The Benefits of Professional Management
- The appointed manager or administrator is charged with carrying out the policies established by the elected officials, and with delivering public services efficiently, effectively, and equitably. Elected officials, in turn, have more time to concentrate on creating a vision for the community’s future.
- Day-to-day operations are managed by a professional who is educated and trained in current local government management practices, state and federal laws and mandates, and cost-effective service delivery techniques.
- Responsiveness to citizens is enhanced by centralizing administrative accountability in an individual appointed by the elected governing body. Local government managers or administrators are appointed by and serve at the pleasure of the elected legislative body. They generally do not have guaranteed terms of office or tenure. They are evaluated based on their responsiveness to the elected legislative body and community, and on their ability to provide efficient and effective services. If the administrator is not responsive to the elected officials, he/she may be terminated at any time. In that sense, the manager's or administrator’s responsiveness is tested daily.
- Professional managers or administrators bring technical knowledge, experience, academic training, management expertise, and dedication to public service.
Duties of an Appointed Manager or Administrator
- Carries out policies adopted by the elected officials.
- Manages local government services, which may include public works, public safety, planning and economic development, parks and recreation, libraries, youth services, resource recovery and recycling, and utilities.
- Prepares a comprehensive annual budget and capital improvement program.
- Ensures fiscal responsibility and modern accounting practices.
- Develops performance measurement systems for local government services.
- Applies for and administers federal, state, and private foundation grant funding.
- Recruits, hires, and supervises the workforce of the local government, including key department heads.
- Prepares council or board meeting agenda materials.
- Develops long-range plans with guidance from elected officials and assists in the achievement of common goals and objectives.
- Facilitates the flow of ideas and information between and among elected officials, employees, and citizens.
Ethical Conduct: Honoring the Public Trust
ICMA members are committed to standards of honesty and integrity that go beyond those required by law. Local government managers or administrators who are members of ICMA agree to abide by its Code of Ethics, which specifies 12 principles of personal and professional conduct, including dedication to the cause of good government. ICMA members believe in the effectiveness of representative democracy and the value of government services provided equitably to all residents of their communities. The Code is enforceable by a confidential peer review process.
How to Hire a Professional Manager or Administrator
Before a professional manager or administrator can be hired, a local government’s structure of government must be modified to provide for the position.
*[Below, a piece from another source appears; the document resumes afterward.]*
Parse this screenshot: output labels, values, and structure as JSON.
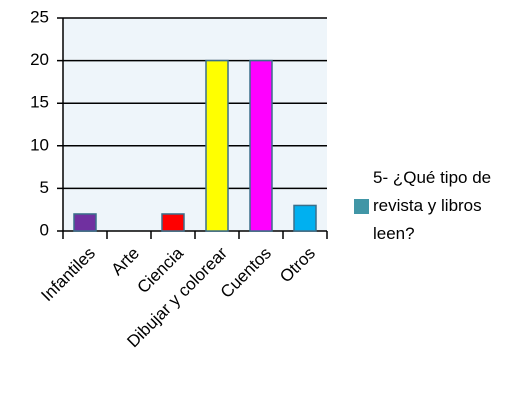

The process of creating a position of manager or administrator can vary from state to state.
- Some local governments have the authority to act on their own initiative to adopt local ordinances, laws, or resolutions to create the position of manager or administrator appointed by the elected governing body.
- In states where local governments may write their own charter under home-rule provisions, a number of them have taken advantage of that opportunity to create a professional administrator position.
- Some states have enacted statutes providing for alternative forms or optional charters for local governments to adopt.
- In some states, structural change can take place by obtaining charters through special legislation adopted by the state legislative body.
Consider your municipality’s unique demands and needs
Many managers and administrators have studied local government management at the graduate level and have held positions of increasing authority.
- Beyond the basic education and experience the position requires, you should develop a job description that outlines your expectations and the measurable objectives you want to accomplish.
- You should also develop a profile of the administrator who will best serve your community's needs.
ICMA can help your local government facilitate this process. ICMA's Recruitment Guidelines for Selecting a Local Government Administrator (download below) contains tips on recruiting applicants, determining finalists, and interviewing techniques.
Begin your search
- Determine whether you want to conduct your own search or work with an executive recruitment firm.
- Prepare and place advertisements in publications that will attract the most qualified local government candidates, such as Leadership Matters (the ICMA Newsletter), ICMA JobCenter, and/or state association publications.
Make the selection
- Review resumes and identify potential candidates based on their experience and your criteria.
- Select the top candidates and schedule interviews with your evaluation panel.
- Upon reaching a decision, negotiate the terms and conditions of employment with your new manager or administrator and formalize a written agreement.
- At this time, it is important to develop mutually agreed-upon goals and establish an annual review process through which the elected body and the manager or administrator can discuss performance.